A secure general ledger where individual entries are validated by disjointed numerous systems across the Internet. As each individual transaction is validated the entire chain is validated. This creates a secure transaction that is held in numerous servers in diverse geographic locations.
The validity of the transaction and the data included is guaranteed by the size of the pool of individual systems and the complexity of the hashing algorithm. The same operation could be executed by a single company or consortium of entities but this structure can be a recipe for error, fraud and inefficiency. But because members on a blockchain share a common view of the truth, it’s now possible to see all details of a transaction end-to-end, reducing those vulnerabilities
Blockchain will greatly modify the way transactions are recorded and maintained in every industry. The secure nature of a single journal entry has advantages for companies in shipping, insurance, health care, real estate, legal registrations, company fidelity programs, financial transactions including credit cards among others. block chain blockchain technology
There are many areas of a business where a blockchain structure could significantly help achieve the company's goals.

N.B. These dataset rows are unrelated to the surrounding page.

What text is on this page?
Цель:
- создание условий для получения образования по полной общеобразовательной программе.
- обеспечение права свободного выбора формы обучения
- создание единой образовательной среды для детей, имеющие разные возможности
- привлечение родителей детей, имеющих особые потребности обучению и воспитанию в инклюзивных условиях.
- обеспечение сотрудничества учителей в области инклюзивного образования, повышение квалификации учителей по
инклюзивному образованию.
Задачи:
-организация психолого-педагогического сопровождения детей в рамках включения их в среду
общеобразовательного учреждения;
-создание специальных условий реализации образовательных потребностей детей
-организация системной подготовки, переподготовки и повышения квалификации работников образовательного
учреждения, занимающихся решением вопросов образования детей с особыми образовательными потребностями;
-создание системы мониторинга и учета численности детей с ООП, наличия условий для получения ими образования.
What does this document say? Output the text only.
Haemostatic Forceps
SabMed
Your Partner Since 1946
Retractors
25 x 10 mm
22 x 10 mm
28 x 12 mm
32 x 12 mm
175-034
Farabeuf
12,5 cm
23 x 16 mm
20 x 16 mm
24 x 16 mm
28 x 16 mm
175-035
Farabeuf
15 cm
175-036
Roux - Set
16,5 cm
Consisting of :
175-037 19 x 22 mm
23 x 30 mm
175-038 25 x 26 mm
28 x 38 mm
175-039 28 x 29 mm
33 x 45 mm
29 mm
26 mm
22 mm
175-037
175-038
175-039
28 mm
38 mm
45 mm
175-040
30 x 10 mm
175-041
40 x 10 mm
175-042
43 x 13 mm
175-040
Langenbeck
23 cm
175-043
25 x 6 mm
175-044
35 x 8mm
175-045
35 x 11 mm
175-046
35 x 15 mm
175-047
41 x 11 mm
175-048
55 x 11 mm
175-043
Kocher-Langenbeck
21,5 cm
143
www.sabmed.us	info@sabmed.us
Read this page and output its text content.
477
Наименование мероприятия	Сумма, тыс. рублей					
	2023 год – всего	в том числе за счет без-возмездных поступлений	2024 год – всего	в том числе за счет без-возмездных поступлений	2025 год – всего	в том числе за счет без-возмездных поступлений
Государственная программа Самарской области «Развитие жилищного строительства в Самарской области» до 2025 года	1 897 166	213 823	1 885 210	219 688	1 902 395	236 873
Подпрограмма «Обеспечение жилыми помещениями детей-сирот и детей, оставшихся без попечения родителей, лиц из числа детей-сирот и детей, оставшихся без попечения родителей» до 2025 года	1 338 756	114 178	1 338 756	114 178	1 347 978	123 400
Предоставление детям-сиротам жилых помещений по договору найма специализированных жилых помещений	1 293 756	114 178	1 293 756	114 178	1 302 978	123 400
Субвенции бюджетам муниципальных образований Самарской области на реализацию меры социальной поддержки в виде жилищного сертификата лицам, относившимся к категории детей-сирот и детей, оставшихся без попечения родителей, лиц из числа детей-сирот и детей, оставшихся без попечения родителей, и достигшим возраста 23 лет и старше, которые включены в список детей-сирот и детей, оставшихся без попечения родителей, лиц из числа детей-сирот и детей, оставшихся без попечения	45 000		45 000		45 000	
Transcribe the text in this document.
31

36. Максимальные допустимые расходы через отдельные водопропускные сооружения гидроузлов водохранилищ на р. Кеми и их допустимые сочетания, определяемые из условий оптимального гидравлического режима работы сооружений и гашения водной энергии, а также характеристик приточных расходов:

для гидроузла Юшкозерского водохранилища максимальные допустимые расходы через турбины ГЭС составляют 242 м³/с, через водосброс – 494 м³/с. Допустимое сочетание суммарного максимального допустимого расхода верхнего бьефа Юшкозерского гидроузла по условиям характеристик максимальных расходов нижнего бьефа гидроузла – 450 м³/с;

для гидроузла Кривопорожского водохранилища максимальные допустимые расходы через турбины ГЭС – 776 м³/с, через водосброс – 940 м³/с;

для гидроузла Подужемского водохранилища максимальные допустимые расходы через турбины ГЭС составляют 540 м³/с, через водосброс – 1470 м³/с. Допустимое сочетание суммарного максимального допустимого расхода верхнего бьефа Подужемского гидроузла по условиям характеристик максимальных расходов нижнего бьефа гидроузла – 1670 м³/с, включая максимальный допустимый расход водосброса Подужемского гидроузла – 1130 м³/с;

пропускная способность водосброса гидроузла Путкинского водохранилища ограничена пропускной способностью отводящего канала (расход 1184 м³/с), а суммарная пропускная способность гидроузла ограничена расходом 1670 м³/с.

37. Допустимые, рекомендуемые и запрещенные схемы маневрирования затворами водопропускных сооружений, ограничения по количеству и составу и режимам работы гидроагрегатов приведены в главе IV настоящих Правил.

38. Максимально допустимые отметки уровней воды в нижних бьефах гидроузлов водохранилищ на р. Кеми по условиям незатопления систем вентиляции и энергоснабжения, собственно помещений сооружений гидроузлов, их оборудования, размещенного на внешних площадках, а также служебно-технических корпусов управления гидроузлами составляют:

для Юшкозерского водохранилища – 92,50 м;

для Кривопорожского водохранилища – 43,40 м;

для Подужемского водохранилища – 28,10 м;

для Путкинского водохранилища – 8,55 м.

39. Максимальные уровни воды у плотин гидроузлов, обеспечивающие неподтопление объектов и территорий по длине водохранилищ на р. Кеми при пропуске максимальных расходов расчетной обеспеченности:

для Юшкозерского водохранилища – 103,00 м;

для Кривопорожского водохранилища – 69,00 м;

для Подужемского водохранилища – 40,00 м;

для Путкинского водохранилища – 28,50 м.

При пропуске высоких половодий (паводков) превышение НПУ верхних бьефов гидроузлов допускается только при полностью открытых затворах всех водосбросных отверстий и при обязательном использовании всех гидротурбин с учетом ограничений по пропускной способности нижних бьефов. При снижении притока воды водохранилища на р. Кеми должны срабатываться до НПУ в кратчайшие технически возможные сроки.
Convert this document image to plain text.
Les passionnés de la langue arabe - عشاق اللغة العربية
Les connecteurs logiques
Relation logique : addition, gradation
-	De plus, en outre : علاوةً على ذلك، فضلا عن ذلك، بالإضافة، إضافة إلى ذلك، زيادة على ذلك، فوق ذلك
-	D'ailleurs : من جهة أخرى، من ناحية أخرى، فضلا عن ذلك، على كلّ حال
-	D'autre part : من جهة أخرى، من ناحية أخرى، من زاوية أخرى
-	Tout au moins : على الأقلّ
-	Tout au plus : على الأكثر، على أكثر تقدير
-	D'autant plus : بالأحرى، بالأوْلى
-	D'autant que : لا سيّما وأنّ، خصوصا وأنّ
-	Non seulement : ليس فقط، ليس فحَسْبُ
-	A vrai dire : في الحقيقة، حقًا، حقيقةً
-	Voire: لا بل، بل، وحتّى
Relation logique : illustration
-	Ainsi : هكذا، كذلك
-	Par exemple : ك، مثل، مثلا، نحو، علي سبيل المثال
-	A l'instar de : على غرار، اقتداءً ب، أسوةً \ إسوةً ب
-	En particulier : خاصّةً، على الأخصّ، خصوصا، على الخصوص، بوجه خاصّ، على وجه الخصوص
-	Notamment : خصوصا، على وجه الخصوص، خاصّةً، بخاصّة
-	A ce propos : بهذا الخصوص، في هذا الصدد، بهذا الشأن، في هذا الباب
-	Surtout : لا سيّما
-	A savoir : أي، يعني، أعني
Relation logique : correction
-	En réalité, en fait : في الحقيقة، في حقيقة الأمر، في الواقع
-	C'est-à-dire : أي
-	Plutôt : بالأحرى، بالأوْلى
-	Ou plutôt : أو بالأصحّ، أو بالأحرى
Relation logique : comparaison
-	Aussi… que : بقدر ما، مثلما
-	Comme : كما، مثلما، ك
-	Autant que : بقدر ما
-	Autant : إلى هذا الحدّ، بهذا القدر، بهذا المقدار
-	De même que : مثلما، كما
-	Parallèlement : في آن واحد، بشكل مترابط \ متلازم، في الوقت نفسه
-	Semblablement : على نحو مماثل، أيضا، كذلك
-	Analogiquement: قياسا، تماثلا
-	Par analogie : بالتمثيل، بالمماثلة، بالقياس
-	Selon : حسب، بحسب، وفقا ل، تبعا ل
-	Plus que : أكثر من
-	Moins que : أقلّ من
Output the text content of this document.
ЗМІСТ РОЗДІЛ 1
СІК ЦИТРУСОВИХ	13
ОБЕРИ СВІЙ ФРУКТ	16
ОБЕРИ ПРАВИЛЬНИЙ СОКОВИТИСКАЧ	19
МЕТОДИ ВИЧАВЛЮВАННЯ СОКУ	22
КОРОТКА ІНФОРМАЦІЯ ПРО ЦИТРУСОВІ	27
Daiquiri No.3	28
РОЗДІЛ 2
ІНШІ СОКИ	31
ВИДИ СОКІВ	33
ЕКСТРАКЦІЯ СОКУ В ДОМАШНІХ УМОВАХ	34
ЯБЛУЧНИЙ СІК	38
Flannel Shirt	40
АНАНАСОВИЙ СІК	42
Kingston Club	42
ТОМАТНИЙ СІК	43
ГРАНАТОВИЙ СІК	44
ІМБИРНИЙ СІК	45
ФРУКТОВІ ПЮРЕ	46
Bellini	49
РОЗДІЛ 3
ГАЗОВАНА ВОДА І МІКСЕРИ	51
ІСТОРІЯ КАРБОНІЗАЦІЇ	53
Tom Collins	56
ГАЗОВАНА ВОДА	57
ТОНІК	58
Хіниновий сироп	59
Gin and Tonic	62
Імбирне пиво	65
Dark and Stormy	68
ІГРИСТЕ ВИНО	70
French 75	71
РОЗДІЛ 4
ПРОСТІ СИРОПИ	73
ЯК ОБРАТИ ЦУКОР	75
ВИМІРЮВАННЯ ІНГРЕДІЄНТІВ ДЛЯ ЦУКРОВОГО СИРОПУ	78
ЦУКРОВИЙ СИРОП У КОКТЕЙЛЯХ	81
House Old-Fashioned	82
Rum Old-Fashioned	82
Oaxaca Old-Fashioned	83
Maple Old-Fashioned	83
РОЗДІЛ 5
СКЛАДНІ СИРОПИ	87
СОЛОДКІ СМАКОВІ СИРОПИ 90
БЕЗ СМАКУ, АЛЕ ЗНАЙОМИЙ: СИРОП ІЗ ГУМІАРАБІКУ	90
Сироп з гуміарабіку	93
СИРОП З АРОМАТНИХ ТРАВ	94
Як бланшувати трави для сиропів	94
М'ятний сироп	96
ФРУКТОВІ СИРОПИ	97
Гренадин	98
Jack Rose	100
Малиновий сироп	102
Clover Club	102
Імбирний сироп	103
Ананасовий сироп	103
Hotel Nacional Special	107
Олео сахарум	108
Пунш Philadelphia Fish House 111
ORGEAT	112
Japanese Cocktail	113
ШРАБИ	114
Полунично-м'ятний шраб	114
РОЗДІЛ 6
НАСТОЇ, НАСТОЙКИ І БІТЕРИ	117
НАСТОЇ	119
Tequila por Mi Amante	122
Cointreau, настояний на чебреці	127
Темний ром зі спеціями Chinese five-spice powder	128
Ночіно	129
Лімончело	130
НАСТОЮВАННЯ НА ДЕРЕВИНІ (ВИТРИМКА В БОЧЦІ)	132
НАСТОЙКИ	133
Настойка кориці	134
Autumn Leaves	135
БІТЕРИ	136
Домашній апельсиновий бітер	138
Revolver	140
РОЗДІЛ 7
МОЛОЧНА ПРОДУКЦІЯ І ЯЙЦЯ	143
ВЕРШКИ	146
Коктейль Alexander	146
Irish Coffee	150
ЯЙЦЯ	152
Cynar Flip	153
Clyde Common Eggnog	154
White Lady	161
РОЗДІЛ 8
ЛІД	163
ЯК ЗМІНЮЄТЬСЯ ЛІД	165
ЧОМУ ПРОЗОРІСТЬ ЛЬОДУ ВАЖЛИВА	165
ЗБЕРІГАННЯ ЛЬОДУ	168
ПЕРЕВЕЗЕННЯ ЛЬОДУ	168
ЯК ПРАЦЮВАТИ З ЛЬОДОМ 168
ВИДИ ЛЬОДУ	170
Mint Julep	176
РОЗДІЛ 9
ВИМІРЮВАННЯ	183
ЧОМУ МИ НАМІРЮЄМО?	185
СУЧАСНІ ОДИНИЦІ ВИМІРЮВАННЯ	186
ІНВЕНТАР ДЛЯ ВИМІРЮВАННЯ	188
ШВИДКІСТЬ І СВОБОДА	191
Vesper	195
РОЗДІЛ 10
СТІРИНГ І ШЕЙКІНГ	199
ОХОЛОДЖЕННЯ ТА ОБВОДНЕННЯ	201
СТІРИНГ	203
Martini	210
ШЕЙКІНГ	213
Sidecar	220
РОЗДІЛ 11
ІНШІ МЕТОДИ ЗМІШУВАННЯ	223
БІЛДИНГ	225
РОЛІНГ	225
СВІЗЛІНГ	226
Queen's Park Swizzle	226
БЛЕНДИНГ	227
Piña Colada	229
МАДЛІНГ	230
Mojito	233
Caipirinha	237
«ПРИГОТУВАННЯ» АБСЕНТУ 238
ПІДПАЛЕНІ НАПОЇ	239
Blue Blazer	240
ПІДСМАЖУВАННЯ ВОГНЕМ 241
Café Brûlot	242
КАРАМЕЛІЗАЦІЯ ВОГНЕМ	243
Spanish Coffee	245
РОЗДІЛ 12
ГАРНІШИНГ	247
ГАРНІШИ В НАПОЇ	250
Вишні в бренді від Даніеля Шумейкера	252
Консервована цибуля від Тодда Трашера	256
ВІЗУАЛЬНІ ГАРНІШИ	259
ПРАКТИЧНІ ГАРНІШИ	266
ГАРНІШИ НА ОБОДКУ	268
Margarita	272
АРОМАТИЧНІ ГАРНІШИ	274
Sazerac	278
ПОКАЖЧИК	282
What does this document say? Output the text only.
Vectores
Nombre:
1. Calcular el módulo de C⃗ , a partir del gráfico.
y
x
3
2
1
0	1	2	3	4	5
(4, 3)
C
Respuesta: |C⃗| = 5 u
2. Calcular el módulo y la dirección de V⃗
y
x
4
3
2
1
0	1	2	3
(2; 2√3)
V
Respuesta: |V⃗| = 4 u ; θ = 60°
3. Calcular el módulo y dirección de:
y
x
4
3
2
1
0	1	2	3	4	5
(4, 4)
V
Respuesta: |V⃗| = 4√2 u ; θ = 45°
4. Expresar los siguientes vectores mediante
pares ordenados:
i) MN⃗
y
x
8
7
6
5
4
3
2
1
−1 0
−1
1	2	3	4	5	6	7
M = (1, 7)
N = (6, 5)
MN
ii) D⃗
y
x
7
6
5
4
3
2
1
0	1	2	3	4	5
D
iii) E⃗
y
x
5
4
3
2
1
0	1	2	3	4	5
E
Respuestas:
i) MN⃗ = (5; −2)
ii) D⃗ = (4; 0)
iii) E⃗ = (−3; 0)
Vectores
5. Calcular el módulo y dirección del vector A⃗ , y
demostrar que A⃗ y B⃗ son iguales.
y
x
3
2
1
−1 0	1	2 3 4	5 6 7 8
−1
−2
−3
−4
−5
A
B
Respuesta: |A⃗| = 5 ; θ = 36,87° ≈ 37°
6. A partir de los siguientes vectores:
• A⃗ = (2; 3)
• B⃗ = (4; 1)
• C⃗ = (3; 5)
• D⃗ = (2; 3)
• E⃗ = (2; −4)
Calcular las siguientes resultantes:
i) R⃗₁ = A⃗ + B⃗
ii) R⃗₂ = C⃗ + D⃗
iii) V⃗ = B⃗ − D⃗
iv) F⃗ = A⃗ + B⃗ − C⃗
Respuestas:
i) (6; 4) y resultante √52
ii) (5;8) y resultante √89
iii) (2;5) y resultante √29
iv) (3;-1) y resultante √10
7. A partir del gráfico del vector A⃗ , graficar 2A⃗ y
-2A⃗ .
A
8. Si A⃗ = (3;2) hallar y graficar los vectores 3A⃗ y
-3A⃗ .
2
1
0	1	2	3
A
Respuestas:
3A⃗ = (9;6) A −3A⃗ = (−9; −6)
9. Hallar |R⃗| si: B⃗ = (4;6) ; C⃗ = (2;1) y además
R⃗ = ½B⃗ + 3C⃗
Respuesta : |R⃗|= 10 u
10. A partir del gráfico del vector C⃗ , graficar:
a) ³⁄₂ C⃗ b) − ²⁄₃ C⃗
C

Single, shared, tamper-evident ledger — once recorded, transactions cannot be altered
All parties must give consensus before a new transaction is added to the network
Eliminates or reduces paper processes, speeding up transaction times and increasing efficiencies blockchain technology
Blockchain is distributed. It works as a shared system of record among participants on a business network, eliminating the need to reconcile disparate ledgers. It’s permission controlled, each member of the network has access rights so that confidential information is shared on a need-to-know basis. Secure Consensus is required from all network members, and all validated transactions are permanently recorded. No one, not even a system administrator, can delete a transaction.
Free up capital
Lower transaction cost
Provide security and trust
Blockchain is creating extraordinary opportunities for businesses to come together in new ways
Exploit different business models and eliminate inefficiencies.
Optimize ecosystems and Streamline business processes and the exchange of value in your ecosystem.
Reduce risk Replace uncertainty with transparency through a trusted decentralized ledger. artificial intelligence block chain blockchain technology
A cryptocurrency is generated by a blockchain algorithm and usually used only to pay those systems participating in validating a transaction. The party originating the transaction is required to pay for the transaction and that is accomplished by purchasing some “coins” before executing the operation.
In short, programmers would be paid with the very project they were working on. Let’s say “sweat equity”.
Successively other individuals and groups found that “purchasing” some coins was, in fact, equity in the project.
The farther the project progressed the more the individual coin was worth.
Like all things, as the sector matured and became more mainstream, different use cases were developed. Some of those, legitimate, others questionable at best.
Which of all the blockchain projects will last over time is like picking which start-up will still be a viable company in 5 years.